Container Storage Cost Monitor
TL;DR
Lightweight agent + dashboard for DevOps engineers and cloud architects at startups/mid-sized companies running containerized workloads on AWS/Azure/GCP that monitors cross-cloud container storage growth in real-time, detects anomalies with ML, and alerts on cost risks + provides one-click cleanup so they cut unexpected cloud bills by 30–50% and save 5+ hours/week on manual cleanup.
Target Audience
DevOps engineers and cloud architects at startups and mid-sized companies managing containerized workloads on AWS, Azure, or GCP
The Problem
Problem Context
DevOps engineers and cloud architects manage containerized applications across AWS, Azure, and other platforms. They rely on Docker and similar tools for local development and production deployments. Over time, unused container images, logs, and cache files accumulate silently, consuming storage and increasing costs. Without visibility, teams risk unexpected bills or outages when storage limits are hit.
Pain Points
Current tools either don’t track container storage growth or require manual checks. Engineers waste hours cleaning up old images and logs, only to face the same problem weeks later. Vendor dashboards show high-level metrics but lack actionable alerts for storage pressure. Manual cleanup is error-prone and doesn’t prevent future buildup. Teams often discover issues too late, after costs have already spiked.
Impact
Unmonitored storage growth leads to $1000+ surprise bills from cloud providers. Outages occur when storage limits are exceeded, halting production workloads. Engineers spend 5+ hours weekly on cleanup instead of feature development. Downtime disrupts customer-facing services, damaging trust. Teams lack data to justify budget increases for storage needs, forcing them to cut other priorities.
Urgency
This problem can’t be ignored because storage costs compound monthly. A single unchecked container image can grow to 100GB+, filling up disks overnight. Without alerts, teams only notice issues when they cause outages or hit billing limits. Proactive monitoring is the only way to prevent these financial and operational risks. Delaying action means higher costs and more downtime down the line.
Target Audience
DevOps engineers, cloud architects, and SREs at startups and mid-sized companies managing containerized workloads. Teams using Docker, Kubernetes, or serverless containers on AWS, Azure, or GCP. Developers building AI/ML products with heavy container dependencies. IT leaders responsible for cloud cost optimization. Freelance consultants managing multiple client deployments.
Proposed AI Solution
Solution Approach
A lightweight agent installs on your infrastructure to track container storage growth in real-time. It monitors Docker, Kubernetes, and cloud provider storage across AWS, Azure, and GCP. The agent sends alerts when storage usage exceeds thresholds or grows unusually fast. A dashboard shows historical trends, cost projections, and cleanup recommendations. The tool focuses on actionable insights, not just raw metrics, to help teams prevent issues before they cause outages or bills.
Key Features
- Anomaly Detection: Uses machine learning to flag unusual storage spikes before they become critical.

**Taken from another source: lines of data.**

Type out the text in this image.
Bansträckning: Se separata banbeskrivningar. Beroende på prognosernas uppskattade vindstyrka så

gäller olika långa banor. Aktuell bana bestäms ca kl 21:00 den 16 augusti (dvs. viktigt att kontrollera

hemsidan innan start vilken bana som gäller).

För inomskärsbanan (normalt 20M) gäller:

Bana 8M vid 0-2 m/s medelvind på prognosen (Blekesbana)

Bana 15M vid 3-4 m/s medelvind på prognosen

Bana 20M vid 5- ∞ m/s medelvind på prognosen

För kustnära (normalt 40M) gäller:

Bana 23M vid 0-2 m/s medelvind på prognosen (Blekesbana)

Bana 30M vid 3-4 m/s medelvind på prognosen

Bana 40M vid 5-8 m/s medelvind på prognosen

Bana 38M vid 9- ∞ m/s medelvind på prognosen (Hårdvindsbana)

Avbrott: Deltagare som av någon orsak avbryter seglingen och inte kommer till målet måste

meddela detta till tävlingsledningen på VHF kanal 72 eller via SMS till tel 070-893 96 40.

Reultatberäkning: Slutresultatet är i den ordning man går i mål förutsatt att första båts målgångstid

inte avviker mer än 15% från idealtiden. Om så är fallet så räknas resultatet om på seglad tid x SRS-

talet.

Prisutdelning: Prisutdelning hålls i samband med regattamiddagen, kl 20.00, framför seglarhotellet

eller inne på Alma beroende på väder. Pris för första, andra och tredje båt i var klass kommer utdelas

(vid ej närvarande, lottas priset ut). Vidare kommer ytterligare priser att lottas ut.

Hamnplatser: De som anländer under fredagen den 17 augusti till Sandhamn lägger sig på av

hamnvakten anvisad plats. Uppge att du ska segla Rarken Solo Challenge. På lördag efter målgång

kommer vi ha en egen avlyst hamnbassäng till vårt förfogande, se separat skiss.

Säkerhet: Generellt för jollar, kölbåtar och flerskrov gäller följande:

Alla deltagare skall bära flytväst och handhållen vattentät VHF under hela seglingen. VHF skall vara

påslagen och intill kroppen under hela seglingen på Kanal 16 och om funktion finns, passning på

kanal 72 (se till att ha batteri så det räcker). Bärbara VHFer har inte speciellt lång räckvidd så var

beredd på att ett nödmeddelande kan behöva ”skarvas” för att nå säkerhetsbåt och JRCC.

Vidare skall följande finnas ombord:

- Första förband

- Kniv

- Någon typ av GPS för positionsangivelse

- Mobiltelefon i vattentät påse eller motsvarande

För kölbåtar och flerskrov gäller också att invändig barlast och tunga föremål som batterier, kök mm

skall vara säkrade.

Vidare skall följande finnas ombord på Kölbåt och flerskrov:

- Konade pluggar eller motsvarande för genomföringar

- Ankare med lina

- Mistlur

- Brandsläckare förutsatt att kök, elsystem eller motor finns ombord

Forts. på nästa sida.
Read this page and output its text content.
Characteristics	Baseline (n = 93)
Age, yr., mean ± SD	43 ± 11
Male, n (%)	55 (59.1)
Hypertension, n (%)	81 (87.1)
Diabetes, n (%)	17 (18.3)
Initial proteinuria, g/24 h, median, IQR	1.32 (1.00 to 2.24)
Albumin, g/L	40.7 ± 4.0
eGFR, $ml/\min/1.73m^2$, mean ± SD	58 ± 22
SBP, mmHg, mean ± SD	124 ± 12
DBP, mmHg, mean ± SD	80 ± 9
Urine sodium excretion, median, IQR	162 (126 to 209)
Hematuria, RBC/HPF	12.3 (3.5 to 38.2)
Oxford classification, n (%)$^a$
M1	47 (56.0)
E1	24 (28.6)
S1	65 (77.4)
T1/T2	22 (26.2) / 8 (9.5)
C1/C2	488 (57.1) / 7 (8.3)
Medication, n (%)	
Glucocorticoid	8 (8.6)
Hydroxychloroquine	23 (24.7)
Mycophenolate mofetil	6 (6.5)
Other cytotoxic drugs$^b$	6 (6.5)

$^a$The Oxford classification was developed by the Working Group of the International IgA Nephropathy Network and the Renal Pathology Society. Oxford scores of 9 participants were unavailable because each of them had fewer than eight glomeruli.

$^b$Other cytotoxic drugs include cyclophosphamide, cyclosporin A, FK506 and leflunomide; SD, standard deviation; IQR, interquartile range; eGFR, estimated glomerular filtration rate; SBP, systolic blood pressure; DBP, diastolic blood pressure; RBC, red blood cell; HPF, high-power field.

- Cost-Saving Alerts: Notifies teams when storage costs are about to exceed budgets, with cleanup suggestions.
- One-Click Cleanup: Lets engineers remove old images, logs, and cache files directly from the dashboard without manual CLI commands.
User Experience
Teams install the agent via a simple CLI command. The dashboard appears in their browser, showing storage trends and alerts. Engineers get notifications when storage grows too fast or hits limits. They can investigate issues, clean up storage, and adjust thresholds—all without leaving the tool. The agent runs silently in the background, requiring no maintenance after setup.
Differentiation
Unlike vendor dashboards, this tool focuses specifically on container storage growth and cost risks. It combines cross-cloud visibility with actionable cleanup tools, something native monitors lack. The agent is lightweight, unlike heavy monitoring suites, and avoids vendor lock-in by supporting multiple clouds. Alerts are tuned for DevOps workflows, not generic IT teams, making them more relevant and actionable.
Scalability
Starts with Docker + AWS/Azure, then adds Kubernetes and GCP support. Can scale from single-server setups to large clusters. Pricing grows with usage (e.g., per-node or per-cluster), so costs stay predictable. New features like automated cleanup policies or cost optimization reports can be added over time.
Expected Impact
Teams reduce unexpected cloud bills by 30-50% with proactive alerts. Engineers save 5+ hours weekly on manual cleanup and troubleshooting. Outages from storage limits become a thing of the past. Leaders get data to justify storage budgets and optimize costs. The tool pays for itself within weeks by preventing a single major billing surprise.